So kunstfertig die Ausweispapiere von Görner oder Lipschitz gefälscht wurden: das Problem waren die Stempel. Auch hier half Poelchau eine Art Wunder. Nach einem der Angriffe, die Berlin nun fast Tag um Tag und Nacht um Nacht heimsuchten, wurde der Pfarrer auf einem seiner Wege angehalten: man befahl ihm, bei den Lösch- und Aufräumarbeiten zu helfen. Als er entdeckte, dass
in einem der halb zerstörten Häuser eine Dienststelle der Partei untergebracht war, schlich er ohne Zögern in eines der Büros, öffnete die Schubladen der Schreibtische und stopfte sich alle Formulare, die er greifen konnte, in die Taschen, vor allem aber die Stempel mit dem Adler und dem Hakenkreuz: ein unbezahlbarer Fund. Der offizielle, der echte Parteistempel verlieh auch Dokumenten und Papieren, die mit jener Berliner Dienststelle nicht das Geringste zu schaffen hatten, eine gewisse Authentizität.
Im wachsenden Chaos der Zerstörung unter den Schlägen der alliierten Luftflotten, die nun unablässig auf die Hauptstadt niederprasselten, wurde nicht immer jeder Ausweis mit der Akribie geprüft, die man den Deutschen nachsagt. Doch die Kontrollen blieben unberechenbar. Das Spitzelsystem der Gestapo funktionierte bis zuletzt.
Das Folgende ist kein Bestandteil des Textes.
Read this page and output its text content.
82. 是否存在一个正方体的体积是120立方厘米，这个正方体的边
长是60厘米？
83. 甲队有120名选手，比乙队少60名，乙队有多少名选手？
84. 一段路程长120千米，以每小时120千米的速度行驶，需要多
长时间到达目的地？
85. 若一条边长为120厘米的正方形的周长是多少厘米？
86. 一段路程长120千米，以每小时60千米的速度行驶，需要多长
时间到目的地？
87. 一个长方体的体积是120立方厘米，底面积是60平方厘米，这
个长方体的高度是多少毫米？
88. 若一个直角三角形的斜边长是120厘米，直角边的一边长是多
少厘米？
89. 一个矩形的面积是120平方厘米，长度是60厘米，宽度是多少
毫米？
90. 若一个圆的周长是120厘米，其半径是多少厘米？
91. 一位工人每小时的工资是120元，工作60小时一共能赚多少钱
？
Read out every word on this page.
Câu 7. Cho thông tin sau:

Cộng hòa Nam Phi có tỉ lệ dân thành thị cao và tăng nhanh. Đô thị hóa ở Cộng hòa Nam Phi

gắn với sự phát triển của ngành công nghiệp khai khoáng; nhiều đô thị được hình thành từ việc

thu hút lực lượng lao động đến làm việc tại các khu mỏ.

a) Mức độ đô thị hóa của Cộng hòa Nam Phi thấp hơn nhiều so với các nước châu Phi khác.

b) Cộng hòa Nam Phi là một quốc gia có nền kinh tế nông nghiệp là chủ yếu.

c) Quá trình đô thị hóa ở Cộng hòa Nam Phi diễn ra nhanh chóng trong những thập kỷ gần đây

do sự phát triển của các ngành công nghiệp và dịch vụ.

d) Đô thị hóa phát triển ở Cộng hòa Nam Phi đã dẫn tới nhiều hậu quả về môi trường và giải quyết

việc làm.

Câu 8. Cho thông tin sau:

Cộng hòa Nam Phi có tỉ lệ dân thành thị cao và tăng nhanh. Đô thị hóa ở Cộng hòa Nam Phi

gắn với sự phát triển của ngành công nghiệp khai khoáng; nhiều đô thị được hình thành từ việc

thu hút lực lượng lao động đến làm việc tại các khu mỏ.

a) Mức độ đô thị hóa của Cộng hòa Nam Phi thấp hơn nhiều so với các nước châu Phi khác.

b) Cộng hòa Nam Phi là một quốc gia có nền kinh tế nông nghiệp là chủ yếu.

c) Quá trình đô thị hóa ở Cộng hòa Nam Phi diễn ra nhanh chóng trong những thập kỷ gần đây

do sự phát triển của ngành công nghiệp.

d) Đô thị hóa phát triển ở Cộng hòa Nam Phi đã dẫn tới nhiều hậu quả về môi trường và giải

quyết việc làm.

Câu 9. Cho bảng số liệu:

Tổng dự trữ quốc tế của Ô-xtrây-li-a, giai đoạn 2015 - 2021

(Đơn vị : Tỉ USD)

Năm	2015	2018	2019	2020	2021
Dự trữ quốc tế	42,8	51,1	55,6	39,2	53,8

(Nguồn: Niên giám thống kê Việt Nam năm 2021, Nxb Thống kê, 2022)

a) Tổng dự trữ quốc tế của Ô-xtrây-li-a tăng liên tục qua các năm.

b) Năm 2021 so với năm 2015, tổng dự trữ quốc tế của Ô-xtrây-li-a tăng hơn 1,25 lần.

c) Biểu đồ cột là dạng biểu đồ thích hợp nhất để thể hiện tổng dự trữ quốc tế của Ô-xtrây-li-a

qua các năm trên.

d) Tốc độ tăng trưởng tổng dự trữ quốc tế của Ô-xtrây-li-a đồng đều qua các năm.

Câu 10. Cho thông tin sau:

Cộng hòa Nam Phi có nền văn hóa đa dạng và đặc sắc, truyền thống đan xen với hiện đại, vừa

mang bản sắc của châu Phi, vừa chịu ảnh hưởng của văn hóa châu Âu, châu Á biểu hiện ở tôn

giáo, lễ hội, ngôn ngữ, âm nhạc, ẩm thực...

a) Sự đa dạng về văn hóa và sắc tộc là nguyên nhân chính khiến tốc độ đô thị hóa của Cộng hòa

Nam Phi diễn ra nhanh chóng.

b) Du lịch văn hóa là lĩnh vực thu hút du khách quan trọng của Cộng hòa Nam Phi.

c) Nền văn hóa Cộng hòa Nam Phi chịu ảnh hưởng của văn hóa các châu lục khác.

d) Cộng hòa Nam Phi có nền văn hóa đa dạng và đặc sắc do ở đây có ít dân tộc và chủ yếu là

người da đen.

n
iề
Die jüdischen «Greifer», die ihre Haut durch den Verrat der Verfolgten zu retten hofften, suchten nach wie vor die Spuren der Illegalen (obschon auch sie diesen und jenen schonten, und sei es nur, um für den Tag der Abrechnung Entlastungszeugen zu gewinnen).
Die Retter wurden kühner. Doch die Angst vor der Denunziation beschwerte, bis zuletzt, die Gemüter, zumal die fanatischsten der Nazis im Zeichen des nahenden Untergangs jede Hemmung verloren und ohne Aufenthalt jeden exekutierten, in dem sie einen Feind ihres Regimes zu wittern glaubten. Poelchaus Mut zur Menschlichkeit aber war allemal stärker. Liselotte Weiskopf erinnerte sich Jahrzehnte später: «Vielleicht war der erste Augenblick, in dem ich Sie noch nicht gesehen hatte und nur ihre Stimme durch das Telefon ... hörte, schon der entscheidende. Ich sprach von einer Telefonzelle am Innsbrucker Platz aus, weit entfernt von meiner Wohnung, ohne meinen oder irgendeinen anderen Namen zu nennen. Eine Verfolgte hatte mir Ihren Namen gesagt, und ich war dabei, die Flucht und das Versteck eines vom Tod Bedrohten vorzubereiten. Sie sprachen damals so, wie Sie immer sprechen, leise, wenig Worte, aber eben das Entscheidende, und das war in diesem Augenblick, dass ich Sie aufsuchen durfte.
Alles Weitere ergab sich daraus, auch die Stunde, in der ich mit dem Flüchtling vor Ihnen stand und Sie Ihren Kleiderschrank aufmachten: Der Mann ist gerettet worden.»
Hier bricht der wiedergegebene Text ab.